Three questions about the World War I poets interest me. Am I right to think that no war in European or American history left a comparable legacy of verse written by actual soldiers in gaps in combat, and if so, why is WWI the exception? If I’m wrong, do parochialism and xenophobia explain why we don’t seem to hear or read about the others?
I’ve never taken the time to solve those puzzles. Or to investigate what facts support the old obsession of an Anglo-Scottish friend — the idea that no recent war decimated a single country’s prime breeding stock to the shocking extent that the Great War did the ranks of Britain’s most intelligent, talented and educated men of that generation. If I hadn’t lost touch with this friend, a historian, I would ask him why he was so sure that there weren’t symmetrical losses in Germany.
I agree with hazlitt, who says on this blog,
Doomed Youth and Break of Day are amongst some of the best poetry to come out of WW1;besides these the works of Eliot and Pound seem trivial as poetry,despite their great interest as records of human suffering and the stupidity of life.
And here’s why I think he’s right . . . I discovered some of the famous WWI poems all by myself in classrooms long ago. When all but homicidally bored by unimaginative teachers bludgeoning the staggeringly obvious, line by line, or offering interpretations that struck me – insufferably arrogant child, yes – as wide of the mark, I would sneakily turn to pages not on the syllabus and as different as possible from the poem on the butcher’s block that day.
Even knowing little about the circumstances in which they were composed, and nothing about the lives of the poets, I was entranced and moved by the raw power of the poetry. And the effect has endured, in most cases. In Flanders Fields elicits the same shiver now as it did from the ten year-old playing mental hooky.
. . . On a quick visit to the Guardian site a few minutes ago, I noticed that pinkroom appears to share my curiosity about the uniqueness of the WWI soldier-scribes. I see that deadgod is trying to offer WW II’s novels as scrip, but my own questions are specifically about poetry.
Could class have had something to do with the WWI poets’ seeming uniqueness? The fact that WWI could have been the last major war in which the sons of the elite were actually on battlefields in large numbers?
Though I’m sure that an innate gift for poetic expression is evenly distributed across the population, I’d also guess that whereas an ex-public schoolboy or grammar school star would have been relatively unembarrassed about trying his hand at verse – and might even have had a talent for versifying recognised in classrooms – most soldiers from the working classes would have had little or no education in poetry.

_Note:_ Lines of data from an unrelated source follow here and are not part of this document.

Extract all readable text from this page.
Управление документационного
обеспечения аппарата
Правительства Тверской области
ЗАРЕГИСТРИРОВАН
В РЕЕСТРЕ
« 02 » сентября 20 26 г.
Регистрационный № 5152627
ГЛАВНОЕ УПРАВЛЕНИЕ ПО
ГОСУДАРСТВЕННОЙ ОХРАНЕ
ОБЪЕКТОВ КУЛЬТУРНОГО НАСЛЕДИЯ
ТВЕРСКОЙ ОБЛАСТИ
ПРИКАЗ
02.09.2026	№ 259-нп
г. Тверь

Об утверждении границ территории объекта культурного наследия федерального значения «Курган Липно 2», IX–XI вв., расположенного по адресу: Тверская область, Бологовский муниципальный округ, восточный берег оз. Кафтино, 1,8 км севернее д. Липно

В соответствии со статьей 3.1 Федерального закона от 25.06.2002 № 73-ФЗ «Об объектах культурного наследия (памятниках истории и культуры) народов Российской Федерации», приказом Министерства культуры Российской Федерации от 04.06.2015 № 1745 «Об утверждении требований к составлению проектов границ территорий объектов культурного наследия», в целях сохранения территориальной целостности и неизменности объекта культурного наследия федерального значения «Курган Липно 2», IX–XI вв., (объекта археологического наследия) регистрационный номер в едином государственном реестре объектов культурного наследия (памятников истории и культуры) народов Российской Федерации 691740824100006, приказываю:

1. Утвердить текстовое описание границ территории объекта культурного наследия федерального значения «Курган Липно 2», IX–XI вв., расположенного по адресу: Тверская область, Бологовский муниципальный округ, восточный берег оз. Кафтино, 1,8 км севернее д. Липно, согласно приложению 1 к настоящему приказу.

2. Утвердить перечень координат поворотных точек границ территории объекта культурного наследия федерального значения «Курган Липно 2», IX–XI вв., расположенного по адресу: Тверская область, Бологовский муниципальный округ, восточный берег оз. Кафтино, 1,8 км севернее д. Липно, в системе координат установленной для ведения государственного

Certainly, they’d have had no praise or encouragement for their early efforts, and would have been seen by family and friends as giving themselves airs – if unwise enough to talk about what they were trying to do.
. . . Or, does WWI’s poetry trail have something to do with battles fought on a timetable, with skimishes restricted to set hours — limited the way office work is today? (That’s only an impression of mine about WWI, and I could easily be mistaken.) Did it have something to do with soldiers’ long nights in cold sodden muddy trenches in which they mostly had to find ways of amusing themselves?